Gut-Liver Immunopharmacology Unit

 The Gut-Liver Immunopharmacology unit focusses on the exploration of new therapeutic opportunities for intestinal and hepatic disorders. The pathogenesis of chronic liver and intestinal diseases is hallmarked by a dysfunctional immune response and subsequently continuous tissue damage, remodeling and pathological new vessel formation. Therefore, our group has specific interest in targeting inflammatory and angiogenic pathways as therapeutic strategy for hepatic and intestinal disorders. In addition, we have specific interest in the interconnection between the liver and the gut. Both organs are anatomically connected through the enterohepatic circulation and the hepatic portal system and it is not surprising that stressors affecting gut's homeostasis affect the liver and vice versa.

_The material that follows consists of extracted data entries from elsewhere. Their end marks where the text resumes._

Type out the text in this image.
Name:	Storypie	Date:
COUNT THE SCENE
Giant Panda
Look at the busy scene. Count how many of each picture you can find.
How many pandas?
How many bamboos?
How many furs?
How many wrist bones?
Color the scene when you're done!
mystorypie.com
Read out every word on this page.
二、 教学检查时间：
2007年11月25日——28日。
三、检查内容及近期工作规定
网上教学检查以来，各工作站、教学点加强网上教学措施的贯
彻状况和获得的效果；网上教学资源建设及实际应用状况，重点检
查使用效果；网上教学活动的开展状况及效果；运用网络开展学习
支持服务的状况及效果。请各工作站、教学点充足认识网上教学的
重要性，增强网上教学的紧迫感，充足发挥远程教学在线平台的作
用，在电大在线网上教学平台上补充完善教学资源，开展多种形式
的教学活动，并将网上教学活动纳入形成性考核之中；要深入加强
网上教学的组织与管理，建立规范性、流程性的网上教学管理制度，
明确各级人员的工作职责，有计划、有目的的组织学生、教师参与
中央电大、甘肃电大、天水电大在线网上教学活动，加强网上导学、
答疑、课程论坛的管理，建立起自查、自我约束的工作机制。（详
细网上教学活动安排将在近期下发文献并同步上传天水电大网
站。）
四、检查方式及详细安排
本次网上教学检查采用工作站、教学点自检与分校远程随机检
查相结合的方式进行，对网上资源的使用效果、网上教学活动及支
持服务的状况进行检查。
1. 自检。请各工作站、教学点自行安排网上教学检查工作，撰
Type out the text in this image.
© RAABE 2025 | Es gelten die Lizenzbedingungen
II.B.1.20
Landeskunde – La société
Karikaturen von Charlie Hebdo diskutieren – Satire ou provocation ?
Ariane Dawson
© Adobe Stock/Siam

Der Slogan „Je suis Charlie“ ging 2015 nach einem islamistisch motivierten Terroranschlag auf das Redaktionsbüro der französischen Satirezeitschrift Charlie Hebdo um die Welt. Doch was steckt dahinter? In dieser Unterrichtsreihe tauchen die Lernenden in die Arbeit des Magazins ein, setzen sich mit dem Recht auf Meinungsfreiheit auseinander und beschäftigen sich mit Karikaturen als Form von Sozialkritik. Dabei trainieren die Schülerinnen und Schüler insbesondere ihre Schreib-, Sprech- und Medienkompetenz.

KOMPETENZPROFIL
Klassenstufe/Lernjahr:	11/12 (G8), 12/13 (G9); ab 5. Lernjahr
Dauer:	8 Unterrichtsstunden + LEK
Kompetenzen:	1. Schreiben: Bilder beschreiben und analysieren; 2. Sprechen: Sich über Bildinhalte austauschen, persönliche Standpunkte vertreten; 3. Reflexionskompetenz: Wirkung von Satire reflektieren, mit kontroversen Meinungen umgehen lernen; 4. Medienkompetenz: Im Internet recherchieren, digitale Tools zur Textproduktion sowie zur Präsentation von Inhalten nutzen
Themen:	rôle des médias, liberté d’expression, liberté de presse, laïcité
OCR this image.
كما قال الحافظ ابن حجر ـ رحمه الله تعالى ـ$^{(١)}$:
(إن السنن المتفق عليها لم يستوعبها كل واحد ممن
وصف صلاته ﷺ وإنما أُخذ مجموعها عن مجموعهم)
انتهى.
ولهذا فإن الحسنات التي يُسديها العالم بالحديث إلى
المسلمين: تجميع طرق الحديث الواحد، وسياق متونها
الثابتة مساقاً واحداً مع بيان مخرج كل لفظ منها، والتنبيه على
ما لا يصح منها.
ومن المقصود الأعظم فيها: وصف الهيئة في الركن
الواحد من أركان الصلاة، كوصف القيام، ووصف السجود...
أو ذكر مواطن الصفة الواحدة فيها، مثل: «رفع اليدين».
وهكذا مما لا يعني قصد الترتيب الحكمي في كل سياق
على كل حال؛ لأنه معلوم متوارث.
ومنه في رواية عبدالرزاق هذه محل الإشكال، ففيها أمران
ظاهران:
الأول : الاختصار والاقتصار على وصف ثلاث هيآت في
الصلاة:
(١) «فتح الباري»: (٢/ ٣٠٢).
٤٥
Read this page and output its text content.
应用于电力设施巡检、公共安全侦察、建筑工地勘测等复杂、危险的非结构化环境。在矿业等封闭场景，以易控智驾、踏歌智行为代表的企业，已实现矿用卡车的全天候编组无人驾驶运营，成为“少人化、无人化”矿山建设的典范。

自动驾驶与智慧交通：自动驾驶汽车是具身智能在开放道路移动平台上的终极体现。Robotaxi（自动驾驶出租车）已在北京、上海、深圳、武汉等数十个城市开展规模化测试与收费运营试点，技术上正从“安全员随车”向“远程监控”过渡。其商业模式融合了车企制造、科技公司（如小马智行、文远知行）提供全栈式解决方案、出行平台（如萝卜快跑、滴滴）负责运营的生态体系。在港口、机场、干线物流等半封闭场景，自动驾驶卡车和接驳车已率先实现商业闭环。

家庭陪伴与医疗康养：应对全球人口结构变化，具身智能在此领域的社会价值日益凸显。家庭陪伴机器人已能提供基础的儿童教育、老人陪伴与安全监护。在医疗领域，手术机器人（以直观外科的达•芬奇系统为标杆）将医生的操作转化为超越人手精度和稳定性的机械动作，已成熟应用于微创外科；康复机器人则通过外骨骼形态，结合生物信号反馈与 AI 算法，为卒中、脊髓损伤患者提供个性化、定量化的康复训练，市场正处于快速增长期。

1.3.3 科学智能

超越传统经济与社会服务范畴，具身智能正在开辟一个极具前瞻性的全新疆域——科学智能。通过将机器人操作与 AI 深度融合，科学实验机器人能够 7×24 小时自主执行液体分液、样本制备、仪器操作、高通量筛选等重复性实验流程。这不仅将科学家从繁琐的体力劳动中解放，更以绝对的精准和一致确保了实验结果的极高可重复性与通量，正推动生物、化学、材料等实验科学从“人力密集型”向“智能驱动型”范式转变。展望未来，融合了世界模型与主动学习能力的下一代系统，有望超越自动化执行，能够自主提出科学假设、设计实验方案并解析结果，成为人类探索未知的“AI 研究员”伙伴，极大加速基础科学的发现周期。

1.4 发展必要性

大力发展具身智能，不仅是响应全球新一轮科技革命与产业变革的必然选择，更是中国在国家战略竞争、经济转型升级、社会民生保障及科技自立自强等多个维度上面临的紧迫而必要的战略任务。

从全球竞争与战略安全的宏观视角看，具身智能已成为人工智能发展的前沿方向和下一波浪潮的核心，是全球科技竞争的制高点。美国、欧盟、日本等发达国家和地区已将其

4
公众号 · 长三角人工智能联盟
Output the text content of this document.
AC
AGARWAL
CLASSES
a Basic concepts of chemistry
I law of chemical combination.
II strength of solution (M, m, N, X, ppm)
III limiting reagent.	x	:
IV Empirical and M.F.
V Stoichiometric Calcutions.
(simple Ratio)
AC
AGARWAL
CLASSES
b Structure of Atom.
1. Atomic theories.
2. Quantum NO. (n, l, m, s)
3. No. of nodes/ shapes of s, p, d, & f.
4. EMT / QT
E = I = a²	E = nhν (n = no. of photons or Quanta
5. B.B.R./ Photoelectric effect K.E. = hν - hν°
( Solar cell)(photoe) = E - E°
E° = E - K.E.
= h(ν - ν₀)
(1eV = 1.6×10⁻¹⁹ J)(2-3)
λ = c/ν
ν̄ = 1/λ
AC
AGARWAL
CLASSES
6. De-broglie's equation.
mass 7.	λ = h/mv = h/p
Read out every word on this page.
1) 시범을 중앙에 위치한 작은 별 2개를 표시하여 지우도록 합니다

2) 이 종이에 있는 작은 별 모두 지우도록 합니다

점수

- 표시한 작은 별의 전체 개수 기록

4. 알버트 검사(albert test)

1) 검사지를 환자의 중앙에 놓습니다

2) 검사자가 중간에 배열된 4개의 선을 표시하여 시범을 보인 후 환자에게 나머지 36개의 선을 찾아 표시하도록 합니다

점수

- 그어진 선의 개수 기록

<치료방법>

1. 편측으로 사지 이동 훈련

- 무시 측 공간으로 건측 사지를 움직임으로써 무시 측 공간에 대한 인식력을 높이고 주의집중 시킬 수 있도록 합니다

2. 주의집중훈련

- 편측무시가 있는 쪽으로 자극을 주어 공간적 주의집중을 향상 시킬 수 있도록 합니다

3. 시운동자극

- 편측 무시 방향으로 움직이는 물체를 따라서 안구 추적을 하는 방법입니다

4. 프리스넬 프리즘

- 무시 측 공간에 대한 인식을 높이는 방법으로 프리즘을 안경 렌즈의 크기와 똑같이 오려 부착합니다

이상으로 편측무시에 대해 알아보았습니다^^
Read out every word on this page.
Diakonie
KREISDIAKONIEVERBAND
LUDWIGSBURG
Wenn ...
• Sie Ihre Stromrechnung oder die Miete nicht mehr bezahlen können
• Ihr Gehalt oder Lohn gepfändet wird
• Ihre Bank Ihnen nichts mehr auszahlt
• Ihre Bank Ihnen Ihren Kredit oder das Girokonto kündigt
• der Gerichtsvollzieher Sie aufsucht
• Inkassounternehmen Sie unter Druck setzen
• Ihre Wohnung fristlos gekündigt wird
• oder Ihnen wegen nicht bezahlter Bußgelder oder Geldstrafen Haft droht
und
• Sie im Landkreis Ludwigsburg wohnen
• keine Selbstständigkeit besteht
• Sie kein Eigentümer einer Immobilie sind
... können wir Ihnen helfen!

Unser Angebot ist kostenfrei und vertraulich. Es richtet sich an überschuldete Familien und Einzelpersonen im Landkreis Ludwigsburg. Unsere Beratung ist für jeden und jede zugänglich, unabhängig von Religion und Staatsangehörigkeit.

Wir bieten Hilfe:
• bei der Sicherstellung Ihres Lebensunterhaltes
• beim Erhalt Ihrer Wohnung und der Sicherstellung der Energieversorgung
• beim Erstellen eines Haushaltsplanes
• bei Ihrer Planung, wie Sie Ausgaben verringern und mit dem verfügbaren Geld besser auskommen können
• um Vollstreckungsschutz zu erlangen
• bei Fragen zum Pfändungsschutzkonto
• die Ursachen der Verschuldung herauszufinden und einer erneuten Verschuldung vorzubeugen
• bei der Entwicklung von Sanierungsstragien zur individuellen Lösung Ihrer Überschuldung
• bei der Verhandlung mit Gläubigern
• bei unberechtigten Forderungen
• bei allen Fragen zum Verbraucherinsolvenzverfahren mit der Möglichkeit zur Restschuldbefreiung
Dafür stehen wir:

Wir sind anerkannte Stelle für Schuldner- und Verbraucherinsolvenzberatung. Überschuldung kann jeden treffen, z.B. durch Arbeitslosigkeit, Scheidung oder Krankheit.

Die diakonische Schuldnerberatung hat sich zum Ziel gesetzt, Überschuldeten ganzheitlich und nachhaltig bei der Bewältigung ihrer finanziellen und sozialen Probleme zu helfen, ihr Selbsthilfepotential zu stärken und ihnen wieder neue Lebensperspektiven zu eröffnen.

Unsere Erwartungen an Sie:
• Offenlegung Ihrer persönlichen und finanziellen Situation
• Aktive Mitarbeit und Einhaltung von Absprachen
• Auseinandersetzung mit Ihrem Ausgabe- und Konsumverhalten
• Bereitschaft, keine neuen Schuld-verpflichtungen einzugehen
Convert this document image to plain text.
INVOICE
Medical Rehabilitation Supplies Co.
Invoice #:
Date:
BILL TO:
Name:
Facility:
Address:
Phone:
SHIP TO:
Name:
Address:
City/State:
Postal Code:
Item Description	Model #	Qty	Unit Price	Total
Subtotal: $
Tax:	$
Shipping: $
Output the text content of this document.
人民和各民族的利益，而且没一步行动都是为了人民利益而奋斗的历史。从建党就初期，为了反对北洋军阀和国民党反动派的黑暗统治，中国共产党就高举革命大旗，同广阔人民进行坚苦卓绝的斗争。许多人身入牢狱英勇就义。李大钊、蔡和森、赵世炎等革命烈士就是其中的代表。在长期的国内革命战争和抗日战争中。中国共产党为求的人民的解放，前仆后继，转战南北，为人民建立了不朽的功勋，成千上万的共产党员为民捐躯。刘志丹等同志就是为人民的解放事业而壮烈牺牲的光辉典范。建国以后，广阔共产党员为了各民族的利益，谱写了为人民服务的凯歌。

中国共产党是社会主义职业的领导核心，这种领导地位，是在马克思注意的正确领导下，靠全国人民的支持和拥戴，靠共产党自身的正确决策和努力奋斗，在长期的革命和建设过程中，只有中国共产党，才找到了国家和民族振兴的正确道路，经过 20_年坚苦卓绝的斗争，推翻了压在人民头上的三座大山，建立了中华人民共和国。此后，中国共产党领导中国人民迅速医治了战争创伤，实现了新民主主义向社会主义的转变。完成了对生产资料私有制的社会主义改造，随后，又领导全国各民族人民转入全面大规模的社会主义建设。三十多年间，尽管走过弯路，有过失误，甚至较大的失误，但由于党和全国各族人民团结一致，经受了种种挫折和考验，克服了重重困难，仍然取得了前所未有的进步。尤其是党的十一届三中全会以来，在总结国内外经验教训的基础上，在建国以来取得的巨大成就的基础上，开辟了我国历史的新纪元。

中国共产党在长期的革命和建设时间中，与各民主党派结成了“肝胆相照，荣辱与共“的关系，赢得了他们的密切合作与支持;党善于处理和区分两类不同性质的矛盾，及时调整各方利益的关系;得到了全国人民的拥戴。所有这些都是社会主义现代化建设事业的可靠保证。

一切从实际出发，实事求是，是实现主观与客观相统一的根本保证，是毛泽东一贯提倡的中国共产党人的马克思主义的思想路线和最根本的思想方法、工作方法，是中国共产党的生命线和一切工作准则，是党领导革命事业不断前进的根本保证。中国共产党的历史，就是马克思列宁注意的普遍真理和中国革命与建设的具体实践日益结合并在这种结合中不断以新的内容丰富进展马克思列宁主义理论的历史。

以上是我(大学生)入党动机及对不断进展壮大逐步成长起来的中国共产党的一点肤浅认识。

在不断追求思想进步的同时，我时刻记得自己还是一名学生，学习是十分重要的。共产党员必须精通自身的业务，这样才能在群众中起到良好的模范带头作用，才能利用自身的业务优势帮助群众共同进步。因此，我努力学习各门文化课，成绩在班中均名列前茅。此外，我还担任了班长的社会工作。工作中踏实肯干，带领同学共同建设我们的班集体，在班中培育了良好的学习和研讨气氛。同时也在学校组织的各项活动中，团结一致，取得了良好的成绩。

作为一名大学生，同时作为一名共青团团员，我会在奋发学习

The gut is a patrolling organ that has to sense essential nutrients and information but inhibit harmful components from entering the body. The liver has a tolerogenic role towards the constant portal supply of these intestinal products and this function is disrupted during chronic liver diseases which are characterized by a leaky gut and chronic hepatic immune activation. In addition, specific hepatic disorders represent with associated intestinal inflammation strengthening the interaction between both organs and the need to further explore interconnective pathways and how we can interfere in this gut-liver axis as therapeutic strategy.

Projects (current and recently finalized)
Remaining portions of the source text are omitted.